A continuous flush device is an accessory to a catheter-transducer system that permits a continuous flow to maintain catheter patency.

The flush device is comprised of seven small components which, when ultrasonically welded together, constitute the finished product. The device is supplied in two configurations; adult and neonate. The adult configuration differs from the neonate configuration by flow rate and color. The adult flow specification is a nominal 3 milliliters per hour (ml/hr) with a static head pressure of 250 millimeters of mercury (mmHg). The neonate flow specification is a nominal 30 ml/hr at 250 mmHg static head pressure. The device has a fast flush feature which can be momentarily actuated by squeezing the tabs on either side of the device. The fast flush feature is used to aid in filling and debubbling the pressure monitoring lines. The device has the capability of creating a momentary pressure spike to verify the frequency response of the pressure monitoring system. The pressure spike is created by pulling up and releasing (snapping) the pull tab on top of the device. The device incorporates a pressure relief capability to provide over-pressure protection to the transducer. At pressures greater than 600 mmHg (11.6 psi), the silastic control component stretches and allows fluid to by-pass the flow restrictor thereby providing over-pressure protection.

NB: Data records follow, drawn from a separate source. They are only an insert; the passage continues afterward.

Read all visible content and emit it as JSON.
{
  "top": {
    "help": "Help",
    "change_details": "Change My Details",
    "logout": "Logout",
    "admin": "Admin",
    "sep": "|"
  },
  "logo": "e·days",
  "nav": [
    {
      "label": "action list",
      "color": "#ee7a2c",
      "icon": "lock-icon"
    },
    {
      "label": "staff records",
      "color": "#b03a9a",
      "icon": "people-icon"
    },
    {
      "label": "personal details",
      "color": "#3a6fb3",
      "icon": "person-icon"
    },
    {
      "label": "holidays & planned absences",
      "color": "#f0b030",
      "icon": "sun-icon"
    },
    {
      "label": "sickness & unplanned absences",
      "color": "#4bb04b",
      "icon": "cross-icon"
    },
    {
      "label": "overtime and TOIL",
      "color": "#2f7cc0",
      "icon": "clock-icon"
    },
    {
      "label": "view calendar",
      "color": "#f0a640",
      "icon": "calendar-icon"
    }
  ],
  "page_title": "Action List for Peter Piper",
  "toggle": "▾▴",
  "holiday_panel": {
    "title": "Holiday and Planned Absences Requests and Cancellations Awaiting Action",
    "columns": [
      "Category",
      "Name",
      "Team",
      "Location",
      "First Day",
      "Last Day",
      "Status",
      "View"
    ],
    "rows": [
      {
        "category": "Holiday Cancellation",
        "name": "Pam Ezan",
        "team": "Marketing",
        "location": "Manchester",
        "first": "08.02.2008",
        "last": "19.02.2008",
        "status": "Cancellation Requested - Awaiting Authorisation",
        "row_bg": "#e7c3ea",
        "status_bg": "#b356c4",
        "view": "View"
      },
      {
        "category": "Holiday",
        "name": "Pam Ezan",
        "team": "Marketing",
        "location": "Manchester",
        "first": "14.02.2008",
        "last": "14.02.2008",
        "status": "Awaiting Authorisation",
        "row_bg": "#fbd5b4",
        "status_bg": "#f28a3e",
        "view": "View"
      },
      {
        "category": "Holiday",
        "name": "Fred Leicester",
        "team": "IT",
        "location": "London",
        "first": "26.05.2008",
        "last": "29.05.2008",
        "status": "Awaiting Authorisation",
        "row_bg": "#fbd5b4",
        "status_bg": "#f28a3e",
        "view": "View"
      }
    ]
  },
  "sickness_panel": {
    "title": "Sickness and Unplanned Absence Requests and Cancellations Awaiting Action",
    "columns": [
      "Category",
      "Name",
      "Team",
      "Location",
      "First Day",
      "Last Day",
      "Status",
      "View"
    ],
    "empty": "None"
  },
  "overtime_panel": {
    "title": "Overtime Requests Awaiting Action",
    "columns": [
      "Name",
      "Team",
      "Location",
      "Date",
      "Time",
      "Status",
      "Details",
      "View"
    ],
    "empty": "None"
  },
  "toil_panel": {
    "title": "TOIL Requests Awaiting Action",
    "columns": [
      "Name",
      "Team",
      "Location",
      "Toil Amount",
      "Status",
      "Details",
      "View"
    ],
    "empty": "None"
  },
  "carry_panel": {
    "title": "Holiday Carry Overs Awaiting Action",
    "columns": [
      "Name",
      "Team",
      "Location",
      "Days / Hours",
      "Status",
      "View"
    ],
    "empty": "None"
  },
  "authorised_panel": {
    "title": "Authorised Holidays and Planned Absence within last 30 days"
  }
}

The provided text describes a 510(k) summary for a "Continuous Flush Device" by Merit Medical Systems, comparing it to predicate devices. It focuses on device specifications and functionalities rather than a study proving the device meets acceptance criteria related to AI or clinical effectiveness, as commonly requested in such prompts for medical AI devices.

Based on the provided text, here's a breakdown of the requested information, noting where the information is not applicable or not present:

1. Table of Acceptance Criteria and Reported Device Performance

500 mmHg (9.7 psi) (Baxter) | >600 mmHg (11.6 psi) |
| Sterilization | Ethylene Oxide Gas | Ethylene Oxide Gas |
| Single Use | Yes | Yes |
| Pyrogen Free | Yes | Yes |
| Packaging | Tyvek™ pouch | Tyvek™ pouch |
| Step Response Capability | Yes - by bouncing lever (Spectramed)
Yes - via the Snap-Tab™ (Baxter) | Yes - via pull tab |
| Adult Colors | Different models for adults, neonate applications (Spectramed)
Blue color (Baxter) | Adult devices supplied with squeeze tabs in white, red, blue or green. |
| Neonate Colors | Different models for adults, neonate applications (Spectramed)
Yellow color (Baxter) | Neonate devices supplied with squeeze tabs in yellow color. |

2. Sample size used for the test set and the data provenance (e.g. country of origin of the data, retrospective or prospective)

This information is not applicable to the provided document. The document describes a 510(k) submission for a physical medical device (flush device), not an AI or software as a medical device (SaMD). Therefore, there is no "test set" in the context of algorithm performance or data provenance. The comparison is based on device specifications and features against predicate devices.

3. Number of experts used to establish the ground truth for the test set and the qualifications of those experts (e.g. radiologist with 10 years of experience)

This information is not applicable. See the explanation for point 2. The "ground truth" here would be the physical measurements of the device's performance (e.g., flow rate, pressure relief), which are established through engineering testing, not expert consensus on medical images or clinical data.

4. Adjudication method (e.g. 2+1, 3+1, none) for the test set

This information is not applicable. See the explanation for point 2. Adjudication methods are relevant for expert review of data, which is not described here.

5. If a multi reader multi case (MRMC) comparative effectiveness study was done, If so, what was the effect size of how much human readers improve with AI vs without AI assistance

This information is not applicable. The device is a physical medical component, not an AI or diagnostic imaging system that would involve human readers or AI assistance.

6. If a standalone (i.e. algorithm only without human-in-the-loop performance) was done

This information is not applicable. The device is a physical medical component, not an algorithm.

7. The type of ground truth used (expert consensus, pathology, outcomes data, etc)

The "ground truth" in this context refers to the engineering specifications and performance characteristics of the device, established through physical testing and measurement. For example, flow rates (ml/hr), bypass pressure (mmHg), and material compatibility (e.g., sterilization method). This is fundamentally different from clinical ground truth based on expert review or pathology.

8. The sample size for the training set

This information is not applicable. The device is a physical medical component, not an AI model, so there is no "training set."

9. How the ground truth for the training set was established

This information is not applicable. See the explanation for point 8.